Les Achats ne sont pas les pompiers de service !

« Tout le monde perdrait si le service des Achats jouait le rôle des sapeurs-pompiers tous les jours ». Drasko Jelavic, PDG et fondateur de Cirtuo, donne une version très imagée du département Achats qui passe la majorité de son temps à éteindre des « feux quotidiens ». En effet, les services des achats et supply chain doivent à la fois gérer l’opérationnel ET faire de la stratégie, c’est-à-dire en vrac : traiter des demandes incessantes émanant des différents services de l’entreprise, passer des achats hors-contrats, assurer le lien avec les décideurs… Selon ce chef d’entreprise, le service des achats et approvisionnements doit arrêter de jouer les pompiers. Il mentionne aussi le point crucial des données erronées lors des négociations avec un fournisseur à risque (car unique). Par où commencer au milieu de ce tumulte ? Il tire le signal d’alarme en proposant 7 points de réflexion pour les Acheteurs.

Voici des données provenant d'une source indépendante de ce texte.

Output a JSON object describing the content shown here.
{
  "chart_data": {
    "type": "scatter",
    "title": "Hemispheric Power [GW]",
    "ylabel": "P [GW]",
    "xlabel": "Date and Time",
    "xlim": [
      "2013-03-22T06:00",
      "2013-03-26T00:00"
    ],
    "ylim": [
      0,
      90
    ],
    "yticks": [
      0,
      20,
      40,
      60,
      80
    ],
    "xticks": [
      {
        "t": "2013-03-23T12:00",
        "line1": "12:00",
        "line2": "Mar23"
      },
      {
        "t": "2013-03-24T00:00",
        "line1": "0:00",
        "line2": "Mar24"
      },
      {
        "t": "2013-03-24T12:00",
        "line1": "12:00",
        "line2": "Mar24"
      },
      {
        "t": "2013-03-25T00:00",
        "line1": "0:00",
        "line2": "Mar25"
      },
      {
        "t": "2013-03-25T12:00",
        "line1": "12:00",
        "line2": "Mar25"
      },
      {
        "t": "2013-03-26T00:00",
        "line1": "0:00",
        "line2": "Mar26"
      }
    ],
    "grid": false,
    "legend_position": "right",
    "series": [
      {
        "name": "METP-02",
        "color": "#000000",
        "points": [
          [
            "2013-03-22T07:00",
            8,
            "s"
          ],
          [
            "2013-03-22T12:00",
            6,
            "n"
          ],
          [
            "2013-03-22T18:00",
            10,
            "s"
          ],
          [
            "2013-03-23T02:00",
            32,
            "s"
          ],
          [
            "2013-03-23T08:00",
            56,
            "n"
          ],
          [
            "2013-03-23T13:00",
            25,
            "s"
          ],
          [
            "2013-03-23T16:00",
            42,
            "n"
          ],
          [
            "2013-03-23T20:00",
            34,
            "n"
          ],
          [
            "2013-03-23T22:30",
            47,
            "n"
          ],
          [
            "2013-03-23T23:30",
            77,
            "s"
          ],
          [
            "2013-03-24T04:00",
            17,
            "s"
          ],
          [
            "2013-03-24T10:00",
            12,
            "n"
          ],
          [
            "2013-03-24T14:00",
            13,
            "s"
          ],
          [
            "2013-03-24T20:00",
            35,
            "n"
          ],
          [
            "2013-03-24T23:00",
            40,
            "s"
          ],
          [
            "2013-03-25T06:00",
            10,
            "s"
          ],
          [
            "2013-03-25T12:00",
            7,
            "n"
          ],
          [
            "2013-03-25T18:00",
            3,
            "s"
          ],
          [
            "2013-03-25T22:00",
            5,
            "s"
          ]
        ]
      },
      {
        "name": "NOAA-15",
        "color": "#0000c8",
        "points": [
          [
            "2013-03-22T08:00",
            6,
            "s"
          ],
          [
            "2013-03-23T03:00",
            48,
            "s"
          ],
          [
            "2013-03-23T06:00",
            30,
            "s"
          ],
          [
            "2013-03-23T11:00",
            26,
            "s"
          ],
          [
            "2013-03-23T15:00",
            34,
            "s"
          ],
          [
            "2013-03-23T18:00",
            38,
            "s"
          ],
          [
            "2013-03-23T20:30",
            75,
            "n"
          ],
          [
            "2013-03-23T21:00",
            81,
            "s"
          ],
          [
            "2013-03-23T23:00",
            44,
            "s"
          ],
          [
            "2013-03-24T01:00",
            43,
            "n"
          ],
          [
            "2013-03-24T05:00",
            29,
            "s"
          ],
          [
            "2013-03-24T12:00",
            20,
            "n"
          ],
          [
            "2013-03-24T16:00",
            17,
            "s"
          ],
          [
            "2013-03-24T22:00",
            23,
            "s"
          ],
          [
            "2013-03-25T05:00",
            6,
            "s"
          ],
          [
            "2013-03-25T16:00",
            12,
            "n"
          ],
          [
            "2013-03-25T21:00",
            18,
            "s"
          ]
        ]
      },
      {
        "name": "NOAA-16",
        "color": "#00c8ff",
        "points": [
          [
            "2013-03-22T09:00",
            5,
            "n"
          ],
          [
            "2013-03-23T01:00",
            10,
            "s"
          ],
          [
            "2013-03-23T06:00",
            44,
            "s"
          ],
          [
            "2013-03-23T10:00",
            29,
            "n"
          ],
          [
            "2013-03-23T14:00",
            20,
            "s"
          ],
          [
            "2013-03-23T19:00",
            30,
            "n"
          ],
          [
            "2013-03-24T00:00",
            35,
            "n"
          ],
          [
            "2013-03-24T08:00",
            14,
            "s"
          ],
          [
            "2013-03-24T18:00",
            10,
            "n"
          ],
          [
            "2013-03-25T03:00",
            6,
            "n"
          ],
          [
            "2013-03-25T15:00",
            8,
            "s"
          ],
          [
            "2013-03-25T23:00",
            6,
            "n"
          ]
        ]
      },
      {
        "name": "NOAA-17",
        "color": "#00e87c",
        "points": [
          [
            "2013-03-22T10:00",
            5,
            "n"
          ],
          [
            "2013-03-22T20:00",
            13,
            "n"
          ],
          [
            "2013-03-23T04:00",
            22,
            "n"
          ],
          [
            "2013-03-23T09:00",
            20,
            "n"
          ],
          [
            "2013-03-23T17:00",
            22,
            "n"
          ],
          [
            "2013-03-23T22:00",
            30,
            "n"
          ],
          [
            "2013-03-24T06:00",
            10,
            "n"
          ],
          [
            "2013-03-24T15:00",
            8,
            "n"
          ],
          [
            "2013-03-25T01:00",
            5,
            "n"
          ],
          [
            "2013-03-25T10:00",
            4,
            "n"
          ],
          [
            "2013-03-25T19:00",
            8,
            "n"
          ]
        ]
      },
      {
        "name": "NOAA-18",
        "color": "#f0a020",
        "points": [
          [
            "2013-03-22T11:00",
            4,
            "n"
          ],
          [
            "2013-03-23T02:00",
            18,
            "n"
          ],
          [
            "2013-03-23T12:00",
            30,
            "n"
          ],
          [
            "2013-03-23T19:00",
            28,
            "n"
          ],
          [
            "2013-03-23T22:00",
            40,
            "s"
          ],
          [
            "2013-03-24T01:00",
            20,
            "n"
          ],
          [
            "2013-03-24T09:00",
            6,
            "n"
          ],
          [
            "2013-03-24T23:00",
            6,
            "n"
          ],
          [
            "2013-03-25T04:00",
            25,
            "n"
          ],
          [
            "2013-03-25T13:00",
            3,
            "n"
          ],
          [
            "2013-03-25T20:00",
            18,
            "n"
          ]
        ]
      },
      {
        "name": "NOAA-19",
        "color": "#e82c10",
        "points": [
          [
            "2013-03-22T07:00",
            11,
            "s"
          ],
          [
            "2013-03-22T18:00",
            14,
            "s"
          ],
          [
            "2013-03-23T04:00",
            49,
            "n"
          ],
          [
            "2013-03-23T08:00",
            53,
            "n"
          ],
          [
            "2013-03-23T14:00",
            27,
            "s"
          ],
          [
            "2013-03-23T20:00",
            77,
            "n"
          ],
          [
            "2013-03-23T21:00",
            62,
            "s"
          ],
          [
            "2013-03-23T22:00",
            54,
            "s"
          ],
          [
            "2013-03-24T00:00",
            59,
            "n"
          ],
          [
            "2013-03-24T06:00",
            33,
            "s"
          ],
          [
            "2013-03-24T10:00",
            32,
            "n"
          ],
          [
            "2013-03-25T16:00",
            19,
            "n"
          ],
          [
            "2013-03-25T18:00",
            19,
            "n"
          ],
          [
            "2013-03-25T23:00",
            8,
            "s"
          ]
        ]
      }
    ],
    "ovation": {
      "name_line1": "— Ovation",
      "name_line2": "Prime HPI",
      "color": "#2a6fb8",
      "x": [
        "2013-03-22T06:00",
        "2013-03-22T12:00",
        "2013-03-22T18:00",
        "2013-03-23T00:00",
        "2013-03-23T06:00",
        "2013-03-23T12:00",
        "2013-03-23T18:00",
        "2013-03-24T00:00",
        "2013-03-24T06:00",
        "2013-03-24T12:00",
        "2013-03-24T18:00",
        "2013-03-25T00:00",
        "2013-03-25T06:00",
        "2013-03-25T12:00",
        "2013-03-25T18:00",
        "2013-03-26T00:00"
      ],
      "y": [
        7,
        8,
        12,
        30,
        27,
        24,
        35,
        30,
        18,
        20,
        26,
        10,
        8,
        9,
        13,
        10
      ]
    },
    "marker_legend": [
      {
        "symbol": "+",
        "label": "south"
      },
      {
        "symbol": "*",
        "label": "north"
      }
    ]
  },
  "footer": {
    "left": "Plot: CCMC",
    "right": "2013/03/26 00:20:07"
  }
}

Le contexte actuel du service des achats imagé par Drasko Jelavic

« Imaginez que sur le chemin du travail, en marchant dans la rue, vous voyez quelqu’un qui est en feu. Vous l’aiderez sûrement à éteindre le feu. Que se passerait-il si le lendemain et les jours suivants, vous rencontrez une autre personne en feu qui a besoin de votre aide ? Bien sûr, vous allez l’aider, mais vous vous demanderez aussi : « pourquoi toutes ces personnes sont-elles en feu ? où sont les pompiers ? pourquoi dois-je faire le travail du pompier ? J’ai aussi mon propre travail ».

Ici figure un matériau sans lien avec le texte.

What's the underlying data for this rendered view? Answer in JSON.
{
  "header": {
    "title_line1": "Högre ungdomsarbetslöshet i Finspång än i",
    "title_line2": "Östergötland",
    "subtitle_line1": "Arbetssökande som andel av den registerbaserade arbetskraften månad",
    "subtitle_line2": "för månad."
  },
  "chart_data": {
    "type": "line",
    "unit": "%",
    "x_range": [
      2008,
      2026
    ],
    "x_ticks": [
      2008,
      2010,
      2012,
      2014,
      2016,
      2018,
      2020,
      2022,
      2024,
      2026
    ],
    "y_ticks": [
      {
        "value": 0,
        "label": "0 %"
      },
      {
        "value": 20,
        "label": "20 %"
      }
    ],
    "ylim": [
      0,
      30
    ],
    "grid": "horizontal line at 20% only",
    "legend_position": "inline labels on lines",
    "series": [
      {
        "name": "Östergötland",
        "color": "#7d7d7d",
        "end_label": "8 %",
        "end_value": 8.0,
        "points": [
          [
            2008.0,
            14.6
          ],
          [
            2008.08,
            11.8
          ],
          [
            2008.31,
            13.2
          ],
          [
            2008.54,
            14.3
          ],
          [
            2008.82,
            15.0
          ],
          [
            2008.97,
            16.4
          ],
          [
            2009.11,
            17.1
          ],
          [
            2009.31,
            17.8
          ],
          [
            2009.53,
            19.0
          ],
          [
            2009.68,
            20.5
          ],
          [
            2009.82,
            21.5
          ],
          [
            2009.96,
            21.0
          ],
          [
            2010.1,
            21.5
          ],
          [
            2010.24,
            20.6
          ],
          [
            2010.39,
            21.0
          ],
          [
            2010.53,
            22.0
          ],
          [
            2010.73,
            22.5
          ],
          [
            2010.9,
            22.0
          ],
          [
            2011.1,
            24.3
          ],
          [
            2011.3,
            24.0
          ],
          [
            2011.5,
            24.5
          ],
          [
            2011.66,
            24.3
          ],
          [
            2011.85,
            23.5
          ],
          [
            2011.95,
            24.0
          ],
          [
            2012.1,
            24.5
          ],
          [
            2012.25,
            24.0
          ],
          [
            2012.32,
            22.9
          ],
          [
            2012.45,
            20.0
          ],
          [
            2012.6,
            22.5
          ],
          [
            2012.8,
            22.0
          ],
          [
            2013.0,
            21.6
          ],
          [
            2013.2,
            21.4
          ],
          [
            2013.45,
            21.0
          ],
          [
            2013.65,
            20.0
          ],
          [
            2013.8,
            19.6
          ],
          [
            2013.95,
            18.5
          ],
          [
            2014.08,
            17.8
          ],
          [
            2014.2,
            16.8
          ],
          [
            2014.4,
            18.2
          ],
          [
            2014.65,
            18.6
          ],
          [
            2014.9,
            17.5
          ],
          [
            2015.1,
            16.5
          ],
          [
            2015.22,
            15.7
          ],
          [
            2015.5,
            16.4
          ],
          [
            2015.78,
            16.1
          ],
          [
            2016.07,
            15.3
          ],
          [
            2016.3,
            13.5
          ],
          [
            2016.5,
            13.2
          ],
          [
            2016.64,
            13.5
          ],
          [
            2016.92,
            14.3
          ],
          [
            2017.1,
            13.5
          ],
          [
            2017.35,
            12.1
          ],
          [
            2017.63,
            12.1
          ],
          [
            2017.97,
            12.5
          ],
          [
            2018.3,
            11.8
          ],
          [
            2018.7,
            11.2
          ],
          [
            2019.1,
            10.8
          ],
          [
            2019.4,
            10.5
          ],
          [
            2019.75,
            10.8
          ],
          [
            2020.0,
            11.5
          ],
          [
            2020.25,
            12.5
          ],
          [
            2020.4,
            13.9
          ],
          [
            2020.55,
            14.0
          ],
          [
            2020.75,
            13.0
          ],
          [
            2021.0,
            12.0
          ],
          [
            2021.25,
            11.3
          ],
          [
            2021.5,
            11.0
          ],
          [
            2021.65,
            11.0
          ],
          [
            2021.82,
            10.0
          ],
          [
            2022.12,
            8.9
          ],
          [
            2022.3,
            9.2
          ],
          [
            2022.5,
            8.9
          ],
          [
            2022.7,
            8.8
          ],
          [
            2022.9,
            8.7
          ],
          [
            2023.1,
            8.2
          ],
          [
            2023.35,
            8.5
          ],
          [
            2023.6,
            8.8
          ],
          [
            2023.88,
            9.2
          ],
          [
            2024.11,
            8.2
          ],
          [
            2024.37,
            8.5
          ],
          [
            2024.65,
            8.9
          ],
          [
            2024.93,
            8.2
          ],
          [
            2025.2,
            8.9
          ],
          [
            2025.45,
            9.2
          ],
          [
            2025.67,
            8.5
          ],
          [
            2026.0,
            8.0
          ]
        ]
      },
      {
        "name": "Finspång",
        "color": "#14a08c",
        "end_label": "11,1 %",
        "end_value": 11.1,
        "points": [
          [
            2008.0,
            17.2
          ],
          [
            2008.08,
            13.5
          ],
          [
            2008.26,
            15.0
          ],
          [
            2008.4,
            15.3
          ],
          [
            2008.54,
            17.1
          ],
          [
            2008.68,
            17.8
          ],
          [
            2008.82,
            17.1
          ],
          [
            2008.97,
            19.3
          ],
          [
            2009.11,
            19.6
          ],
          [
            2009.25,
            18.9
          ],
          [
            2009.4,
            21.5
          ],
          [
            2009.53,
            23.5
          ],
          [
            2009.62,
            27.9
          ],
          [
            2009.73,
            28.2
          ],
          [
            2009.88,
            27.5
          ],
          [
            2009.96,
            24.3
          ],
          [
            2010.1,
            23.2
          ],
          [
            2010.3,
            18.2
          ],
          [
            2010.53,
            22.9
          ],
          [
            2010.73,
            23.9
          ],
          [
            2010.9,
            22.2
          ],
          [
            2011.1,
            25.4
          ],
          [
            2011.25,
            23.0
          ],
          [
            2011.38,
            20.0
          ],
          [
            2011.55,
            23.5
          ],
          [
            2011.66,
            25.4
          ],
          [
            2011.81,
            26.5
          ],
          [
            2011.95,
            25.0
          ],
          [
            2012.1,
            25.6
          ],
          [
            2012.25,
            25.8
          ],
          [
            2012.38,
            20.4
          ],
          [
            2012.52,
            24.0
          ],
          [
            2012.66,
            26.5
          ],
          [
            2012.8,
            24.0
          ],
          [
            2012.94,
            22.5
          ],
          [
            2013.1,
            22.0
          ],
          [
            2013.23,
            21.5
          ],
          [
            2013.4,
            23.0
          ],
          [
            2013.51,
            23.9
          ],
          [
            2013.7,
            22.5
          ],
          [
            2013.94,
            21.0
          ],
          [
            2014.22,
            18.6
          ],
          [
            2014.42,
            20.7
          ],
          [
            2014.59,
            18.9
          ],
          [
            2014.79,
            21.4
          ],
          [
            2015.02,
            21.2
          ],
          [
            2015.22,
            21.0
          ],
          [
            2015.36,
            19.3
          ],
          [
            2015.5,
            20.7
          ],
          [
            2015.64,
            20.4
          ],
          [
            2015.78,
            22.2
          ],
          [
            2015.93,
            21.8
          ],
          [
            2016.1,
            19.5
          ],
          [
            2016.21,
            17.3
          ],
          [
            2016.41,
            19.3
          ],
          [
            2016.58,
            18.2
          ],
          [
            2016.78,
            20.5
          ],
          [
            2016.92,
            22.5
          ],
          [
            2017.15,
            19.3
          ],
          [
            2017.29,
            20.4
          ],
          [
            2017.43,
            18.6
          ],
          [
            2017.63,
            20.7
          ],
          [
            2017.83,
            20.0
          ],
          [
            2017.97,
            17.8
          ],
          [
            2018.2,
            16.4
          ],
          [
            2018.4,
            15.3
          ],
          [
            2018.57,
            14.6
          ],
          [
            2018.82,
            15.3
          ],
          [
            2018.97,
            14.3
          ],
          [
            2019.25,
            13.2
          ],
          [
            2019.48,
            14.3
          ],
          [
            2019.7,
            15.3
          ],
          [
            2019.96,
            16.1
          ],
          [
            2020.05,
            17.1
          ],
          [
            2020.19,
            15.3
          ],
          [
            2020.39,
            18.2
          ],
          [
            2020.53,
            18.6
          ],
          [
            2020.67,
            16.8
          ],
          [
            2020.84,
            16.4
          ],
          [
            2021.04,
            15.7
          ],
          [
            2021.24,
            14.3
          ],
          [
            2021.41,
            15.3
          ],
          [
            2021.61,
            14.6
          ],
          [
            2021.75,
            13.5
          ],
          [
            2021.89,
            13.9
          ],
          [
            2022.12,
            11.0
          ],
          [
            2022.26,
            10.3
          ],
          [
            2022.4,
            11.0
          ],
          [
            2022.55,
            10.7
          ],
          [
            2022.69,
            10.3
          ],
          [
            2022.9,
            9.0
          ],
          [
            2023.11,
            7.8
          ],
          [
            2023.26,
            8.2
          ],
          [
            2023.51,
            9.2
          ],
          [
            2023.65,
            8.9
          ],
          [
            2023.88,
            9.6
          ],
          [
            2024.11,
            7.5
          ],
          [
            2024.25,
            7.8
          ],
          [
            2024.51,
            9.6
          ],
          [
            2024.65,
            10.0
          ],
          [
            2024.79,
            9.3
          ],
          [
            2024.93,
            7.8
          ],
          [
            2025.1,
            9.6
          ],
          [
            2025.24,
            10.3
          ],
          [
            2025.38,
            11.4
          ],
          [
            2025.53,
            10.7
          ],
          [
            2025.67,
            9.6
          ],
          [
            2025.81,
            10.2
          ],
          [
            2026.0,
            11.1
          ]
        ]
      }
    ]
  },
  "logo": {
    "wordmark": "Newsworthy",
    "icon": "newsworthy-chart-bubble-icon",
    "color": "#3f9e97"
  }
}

Aussi absurde soit-elle, cette même situation est vécue par les Directeurs Achats et leurs équipes qui doivent s’occuper à la fois de tâches opérationnelles et stratégiques liées aux achats et approvisionnements. Ils passent leur journée à essayer de gérer d’un côté le chaos généré par les innombrables demandes d'achats, les achats non conformes comme les achats de classe C, le manque de connexion avec les parties prenantes internes, les allers-retours incessants avec les fournisseurs et les erreurs de commande. D’un autre côté, ils sont aussi coincés à cause des données inexactes lors des négociations avec des fournisseurs à risque. Et ils ne peuvent rien dire, car c'est leur seul fournisseur. Sans parler des appels téléphoniques et des courriels criards.

service des achats et approvisionnement.

Chaque jour, c’est la même chose pour le service des achats et approvisionnement. C’est comme ajouter de l’huile sur le feu et cela n'en finit pas. Ils finissent par s’épuiser et ne parviennent plus à réaliser que le strict minimum pour l'entreprise. En effet, ils doivent à chaque fois arrêter de faire des choses plus importantes pour des choses urgentes. Ce sont deux choses différentes.

Par où commencer ?

L'étape zéro pour tenter d’éteindre les incendies du service des Achats est de savoir si on fait partie d'une entreprise qui encourage et récompense éventuellement ce type de comportement. Si c'est le cas, le changement sera le plus grand défi à relever, mais pas impossible. 

Quelle que soit la culture de l’entreprise, aucune ne dira non à de meilleures économies, à plus de valeur ajoutée et, par conséquent, à une augmentation des bénéfices pour les actionnaires. Tout d'abord, il convient de bien cerner la force motrice de la direction. Est-ce qu'elle est plutôt axée sur les économies de coûts à court terme, la croissance durable, la réduction des risques, la mise en œuvre de procédures opérationnelles ou l'application de normes éthiques ?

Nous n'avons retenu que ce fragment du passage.